Eine Spinnenart hat sich in ganz Deutschland ausgebreitet: Die recht schön gezeichnete Wespenspinne (Argiope bruennichi) baut ihr Netz niedrig in der Vegetation – und hat es hauptsächlich auf Grashüpfer abgesehen.

Fellbach - Zugegeben, Spinnen sind nicht bei jedem beliebt. Doch diese ist eine echte Schönheit. Auf ihrem Hinterleib ist sie gelb, schwarz und weiß gestreift, auch die Beine sind gelb-schwarz. Den Namen Wespenspinne hat sie nicht zu unrecht bekommen. Doch mit Wespen hat sie ansonsten wenig zu tun, sie ist kein Insekt, wie man beim Nachzählen der Beine feststellen kann. Selbstverständlich hat sie als Spinne acht. Zebra- oder Tigerspinne wird sie auch genannt. Mit letzterem Namensgeber teilt sie allenfalls die Eigenschaft, dass sie im hohen Gras auf Jagd geht.

 

Meistens gehen ihr Grashüpfer ins Netz

Dabei ist gehen nicht ganz richtig. Sie hängt sich vielmehr richtig rein, kopfüber und mittendrin – in ihrem Netz, das sie gerne an Stellen mit höherem Gras oder niedrigen Sträuchern spannt. Auf den ersten Blick ähnelt es dem Netz einer Kreuzspinne. Doch deren feine Fangkonstruktion ist meist in größerer Höhe gewoben. Die Wespenspinne dagegen baut nie über Kniehöhe. Außerdem erkennt man in ihrem Netz ein feines, weißes zickzackförmiges Band, das aus einem Gespinst mehrerer Spinnweben besteht. So lauert die Wespenspinne auf Beute. Meist Heuschrecken, aber auch mal eine Wespe, Wildbiene oder ein Nachtfalter. Meistens gehen ihr Grashüpfer ins Netz. Die Beute wird blitzschnell eingepackt und mit einem Biss gelähmt, bevor sie innerlich verflüssigt und dann ausgesaugt wird.

Besonders erfolgreich ist die schöne Spinne auf wärmebegünstigten Flächen mit halbhoher und strukturreicher Vegetation, wo viele Heuschrecken und andere Beutetiere herumhüpfen. So findet man sie vor allem auf Brachen und Ruderalflächen, anderen grasigen Standorten wie den Streuobstwiesen rund um Hartwald und Kappelberg, auch an breiten Wegrändern.

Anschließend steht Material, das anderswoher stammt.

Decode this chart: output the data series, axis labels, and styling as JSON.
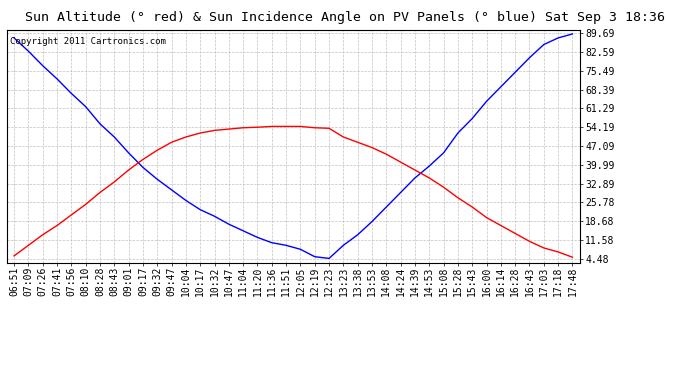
{
  "title": "Sun Altitude (° red) & Sun Incidence Angle on PV Panels (° blue) Sat Sep 3 18:36",
  "copyright": "Copyright 2011 Cartronics.com",
  "yticks": [
    4.48,
    11.58,
    18.68,
    25.78,
    32.89,
    39.99,
    47.09,
    54.19,
    61.29,
    68.39,
    75.49,
    82.59,
    89.69
  ],
  "ymin": 3.0,
  "ymax": 91.0,
  "x_labels": [
    "06:51",
    "07:09",
    "07:26",
    "07:41",
    "07:56",
    "08:10",
    "08:28",
    "08:43",
    "09:01",
    "09:17",
    "09:32",
    "09:47",
    "10:04",
    "10:17",
    "10:32",
    "10:47",
    "11:04",
    "11:20",
    "11:36",
    "11:51",
    "12:05",
    "12:19",
    "12:23",
    "13:23",
    "13:38",
    "13:53",
    "14:08",
    "14:24",
    "14:39",
    "14:53",
    "15:08",
    "15:28",
    "15:43",
    "16:00",
    "16:14",
    "16:28",
    "16:43",
    "17:03",
    "17:18",
    "17:48"
  ],
  "blue_y": [
    88.0,
    83.0,
    77.5,
    72.5,
    67.0,
    62.0,
    55.5,
    50.5,
    44.5,
    39.0,
    34.5,
    30.5,
    26.5,
    23.0,
    20.5,
    17.5,
    15.0,
    12.5,
    10.5,
    9.5,
    8.0,
    5.2,
    4.55,
    9.5,
    13.5,
    18.5,
    24.0,
    29.5,
    35.0,
    39.5,
    44.5,
    52.0,
    57.5,
    64.0,
    69.5,
    75.0,
    80.5,
    85.5,
    88.0,
    89.5
  ],
  "red_y": [
    5.5,
    9.5,
    13.5,
    17.0,
    21.0,
    25.0,
    29.5,
    33.5,
    38.0,
    42.0,
    45.5,
    48.5,
    50.5,
    52.0,
    53.0,
    53.5,
    54.0,
    54.2,
    54.5,
    54.5,
    54.5,
    54.0,
    53.8,
    50.5,
    48.5,
    46.5,
    44.0,
    41.0,
    38.0,
    35.0,
    31.5,
    27.5,
    24.0,
    20.0,
    17.0,
    14.0,
    11.0,
    8.5,
    7.0,
    5.0
  ],
  "blue_color": "blue",
  "red_color": "red",
  "bg_color": "#ffffff",
  "plot_bg": "#ffffff",
  "grid_color": "#bbbbbb",
  "title_fontsize": 9.5,
  "tick_fontsize": 7,
  "copyright_fontsize": 6.5
}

Ein idealer Standort wäre das Naturdenkmal Pfeiferhalde unterhalb des Waldschlössles

Während sie auf dem Schmidener Feld kaum zu finden ist, bieten die Magerrasen auf dem Kappelberg ideale Bedingungen. In den angrenzenden Weinbergen kann man sie antreffen, wo zwischen den Rebzeilen oder an den Rändern die Vegetation etwas höher steht.

Ein idealer Standort wäre das Naturdenkmal Pfeiferhalde unterhalb des Waldschlössles. Doch diese Fläche wurde kürzlich gründlich gemäht. Nur noch ein Wespenspinnennetz wurde dort gefunden, aber leer. Überall dort, wo im Spätsommer gemulcht und gemäht wird, sinken die Überlebenschancen dieser Art gegen null. Kleine Randbereiche oder ein paar Quadratmeter, die ausgespart bleiben, können zur „Rettungsinsel“ werden.

Auf solche teilweise isoliert liegenden Flächen wandern die Spinnen nicht zu Fuß ein. Nein, sie schweben ein. Die Jungspinnen, die im Mai aus dem Kokon hervorkommen, lassen sich mit einem seidenen Faden vom Wind tragen und gelangen so an bisweilen weit entfernte Habitate.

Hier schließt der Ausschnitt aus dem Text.